Unable to render Jira issues macro, execution error.

Release

Please keep the discussion on the mailing list rather than commenting on the wiki (wiki discussions get unwieldy fast).

Motivation

Pub/Sub Lite is a low-cost google cloud streaming system with more familiar semantics to users of OSS streaming systems, exposing a partitioned log of messages for the user to interact with. We have had requests from customers to implement a Flink connector for our system to process streaming data.

Public Interfaces

This connector also introduces the following public interfaces. If any of them can be replaced by a common, generic interface that already exists, that will be done instead.

/** Extracts the timestamp from an incoming message.
 *
 *  <p>Generic to allow extraction from attributes or payload instead.
 */
public interface MessageTimestampExtractor extends Serializable {
  Instant timestamp(SequencedMessage m);

  static MessageTimestampExtractor publishTimeExtractor() { ... }
  static MessageTimestampExtractor eventTimeExtractor() { ... }
}

public interface PubsubLiteDeserializationSchema<T> extends Serializable {
  void open(DeserializationSchema.InitializationContext context) throws Exception;

  /**
   * Deserialize a Pub/Sub Lite message
   *
   * <p>If a message cannot be deserialized, the schema can either throw a exception which will
   * fail the source, or it can return null in which case the source will skip the message and
   * proceed.
   *
   * @param message The pub/sub lite message
   * @return The deserialized message as an object (null if the message cannot be deserialized).
   */
  @Nullable T deserialize(SequencedMessage message) throws Exception;

  TypeInformation<T> getProducedType();

  /** Deserialize only the data field to the destination type. */
  static <T> PubsubLiteDeserializationSchema<T> dataOnly(DeserializationSchema<T> schema) { ... }
}

public interface PubsubLiteSerializationSchema<T> extends Serializable {
  void open(SerializationSchema.InitializationContext context) throws Exception;

  PubSubMessage serialize(T value, Instant timestamp);

  /** Only populate the data field and timestamp of the produced message. */
  static <T> PubsubLiteSerializationSchema<T> dataOnly(SerializationSchema<T> schema) { ... }
}


Proposed Changes

This will initially implement a DataStream source and sink API for Pub/Sub Lite.

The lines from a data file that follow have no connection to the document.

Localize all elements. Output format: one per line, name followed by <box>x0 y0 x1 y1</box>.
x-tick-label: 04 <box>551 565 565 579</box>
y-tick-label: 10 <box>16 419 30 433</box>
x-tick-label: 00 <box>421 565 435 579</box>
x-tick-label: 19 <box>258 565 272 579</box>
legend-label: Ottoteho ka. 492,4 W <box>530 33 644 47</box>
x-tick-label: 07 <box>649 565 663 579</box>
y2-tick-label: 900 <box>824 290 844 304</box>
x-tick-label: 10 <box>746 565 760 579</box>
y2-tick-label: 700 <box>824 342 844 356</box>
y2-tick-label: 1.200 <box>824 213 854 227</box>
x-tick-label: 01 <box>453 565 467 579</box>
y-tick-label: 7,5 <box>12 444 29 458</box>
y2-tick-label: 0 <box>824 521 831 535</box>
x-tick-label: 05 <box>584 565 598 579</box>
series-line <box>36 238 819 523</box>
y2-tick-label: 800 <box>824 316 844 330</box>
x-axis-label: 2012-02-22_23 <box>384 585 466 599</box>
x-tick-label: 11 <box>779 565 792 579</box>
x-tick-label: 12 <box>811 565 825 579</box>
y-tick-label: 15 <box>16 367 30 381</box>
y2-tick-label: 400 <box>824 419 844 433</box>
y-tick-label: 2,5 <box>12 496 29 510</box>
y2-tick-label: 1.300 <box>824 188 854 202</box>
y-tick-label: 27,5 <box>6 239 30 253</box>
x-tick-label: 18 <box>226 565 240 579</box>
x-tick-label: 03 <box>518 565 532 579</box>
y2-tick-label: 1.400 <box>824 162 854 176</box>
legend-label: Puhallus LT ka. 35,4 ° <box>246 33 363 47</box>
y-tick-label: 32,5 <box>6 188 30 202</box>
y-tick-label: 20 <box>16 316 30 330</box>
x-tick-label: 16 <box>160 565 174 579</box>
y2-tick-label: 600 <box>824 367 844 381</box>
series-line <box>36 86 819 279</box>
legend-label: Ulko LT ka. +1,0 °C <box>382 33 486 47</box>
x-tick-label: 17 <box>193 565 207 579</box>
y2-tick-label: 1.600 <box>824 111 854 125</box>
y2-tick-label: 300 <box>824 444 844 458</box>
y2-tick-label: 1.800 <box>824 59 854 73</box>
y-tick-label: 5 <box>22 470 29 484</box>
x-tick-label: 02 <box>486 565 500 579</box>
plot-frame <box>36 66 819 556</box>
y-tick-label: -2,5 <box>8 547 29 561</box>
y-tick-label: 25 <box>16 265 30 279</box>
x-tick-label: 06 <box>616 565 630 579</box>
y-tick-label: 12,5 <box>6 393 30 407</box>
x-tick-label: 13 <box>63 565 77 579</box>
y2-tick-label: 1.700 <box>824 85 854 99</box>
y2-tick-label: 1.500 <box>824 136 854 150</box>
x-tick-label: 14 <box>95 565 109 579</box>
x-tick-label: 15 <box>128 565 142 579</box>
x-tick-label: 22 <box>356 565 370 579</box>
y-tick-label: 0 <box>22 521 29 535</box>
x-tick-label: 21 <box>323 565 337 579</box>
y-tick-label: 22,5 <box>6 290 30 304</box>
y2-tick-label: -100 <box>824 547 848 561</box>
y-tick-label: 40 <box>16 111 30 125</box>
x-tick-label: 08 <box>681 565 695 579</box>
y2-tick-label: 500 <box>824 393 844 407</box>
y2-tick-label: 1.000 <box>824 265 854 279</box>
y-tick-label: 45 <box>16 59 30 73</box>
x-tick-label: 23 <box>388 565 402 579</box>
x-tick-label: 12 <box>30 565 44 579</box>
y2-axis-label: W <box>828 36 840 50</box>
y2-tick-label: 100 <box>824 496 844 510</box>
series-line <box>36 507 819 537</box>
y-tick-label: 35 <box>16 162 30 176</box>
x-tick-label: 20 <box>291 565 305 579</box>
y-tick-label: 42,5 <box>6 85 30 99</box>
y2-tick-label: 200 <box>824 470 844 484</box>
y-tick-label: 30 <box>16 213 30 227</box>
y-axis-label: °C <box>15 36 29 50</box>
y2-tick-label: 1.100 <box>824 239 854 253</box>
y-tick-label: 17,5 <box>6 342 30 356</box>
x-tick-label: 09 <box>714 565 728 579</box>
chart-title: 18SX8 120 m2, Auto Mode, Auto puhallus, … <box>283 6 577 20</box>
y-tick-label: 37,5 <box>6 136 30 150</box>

A Table API will be considered for the future based on demand, but will initially rely on the DataStream-Table API interop.

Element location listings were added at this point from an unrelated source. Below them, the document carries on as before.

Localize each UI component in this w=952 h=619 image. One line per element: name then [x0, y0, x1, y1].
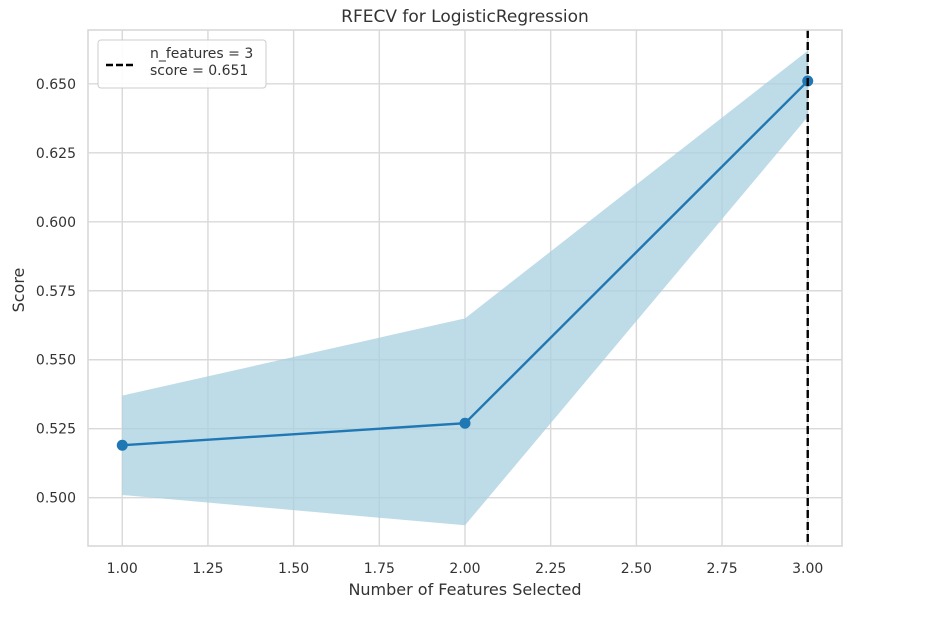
y-tick-label-4: 0.600 [36, 215, 76, 231]
x-tick-label-2: 1.50 [278, 561, 309, 577]
legend-entry-1: score = 0.651 [150, 63, 248, 79]
score-confidence-band [122, 50, 808, 526]
y-tick-label-1: 0.525 [36, 422, 76, 438]
data-point-1 [459, 417, 471, 429]
x-axis-label: Number of Features Selected [348, 580, 581, 599]
legend-entry-0: n_features = 3 [150, 46, 253, 62]
x-tick-label-7: 2.75 [706, 561, 737, 577]
plot-border [87, 29, 843, 547]
plot-area: 1.00 1.25 1.50 1.75 2.00 2.25 2.50 2.75 3.00 0.50… [36, 29, 843, 577]
x-tick-label-1: 1.25 [192, 561, 223, 577]
y-tick-label-6: 0.650 [36, 77, 76, 93]
x-tick-label-5: 2.25 [535, 561, 566, 577]
x-tick-label-6: 2.50 [621, 561, 652, 577]
x-tick-label-4: 2.00 [449, 561, 480, 577]
y-tick-label-5: 0.625 [36, 146, 76, 162]
y-axis-label: Score [9, 268, 28, 313]
x-tick-label-0: 1.00 [107, 561, 138, 577]
legend-box [97, 39, 267, 89]
x-tick-label-3: 1.75 [364, 561, 395, 577]
y-tick-label-3: 0.575 [36, 284, 76, 300]
y-tick-label-0: 0.500 [36, 491, 76, 507]
y-tick-label-2: 0.550 [36, 353, 76, 369]
chart-title: RFECV for LogisticRegression [341, 7, 589, 27]
x-tick-label-8: 3.00 [792, 561, 823, 577]
data-point-0 [116, 439, 128, 451]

The proposed implementation is staged on github.

Compatibility, Deprecation, and Migration Plan

There will be no impact on existing users.

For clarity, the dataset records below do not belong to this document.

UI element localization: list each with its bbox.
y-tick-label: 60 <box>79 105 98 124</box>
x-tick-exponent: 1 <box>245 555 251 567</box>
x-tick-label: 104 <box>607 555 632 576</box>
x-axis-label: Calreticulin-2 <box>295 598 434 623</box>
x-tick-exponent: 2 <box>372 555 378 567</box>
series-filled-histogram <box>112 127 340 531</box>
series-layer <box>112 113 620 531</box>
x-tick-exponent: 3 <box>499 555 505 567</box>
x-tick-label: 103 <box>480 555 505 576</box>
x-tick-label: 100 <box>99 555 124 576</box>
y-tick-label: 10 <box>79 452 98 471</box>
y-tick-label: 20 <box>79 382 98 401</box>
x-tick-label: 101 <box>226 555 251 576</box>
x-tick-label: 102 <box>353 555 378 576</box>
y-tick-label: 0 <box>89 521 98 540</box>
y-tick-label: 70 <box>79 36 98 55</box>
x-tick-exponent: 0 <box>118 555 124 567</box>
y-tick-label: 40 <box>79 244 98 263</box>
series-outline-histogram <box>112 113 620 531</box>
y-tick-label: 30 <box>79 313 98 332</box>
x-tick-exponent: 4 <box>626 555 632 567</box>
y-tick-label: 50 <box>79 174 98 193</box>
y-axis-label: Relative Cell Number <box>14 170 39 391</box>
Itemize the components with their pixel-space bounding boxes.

For future users, support will be provided by the service team at the same level as other client libraries and connectors are supported. An email alias to route issues to the service team will be used to route issues from the github repo, as well as to auto-assign issues in JIRA to if possible.

Test Plan

This connector will have both unit tests for components and an integration test initially. Due to the closed-source nature of the source system, it is not possible to stand up an instance of the implementation at present. The integration test will only run when provided credentials. Standard Google Cloud Client CI (Kokoro) that has credentials will be added to the repo if that is possible- if not, tests will be manually run before each release, and continually run in a separate repo.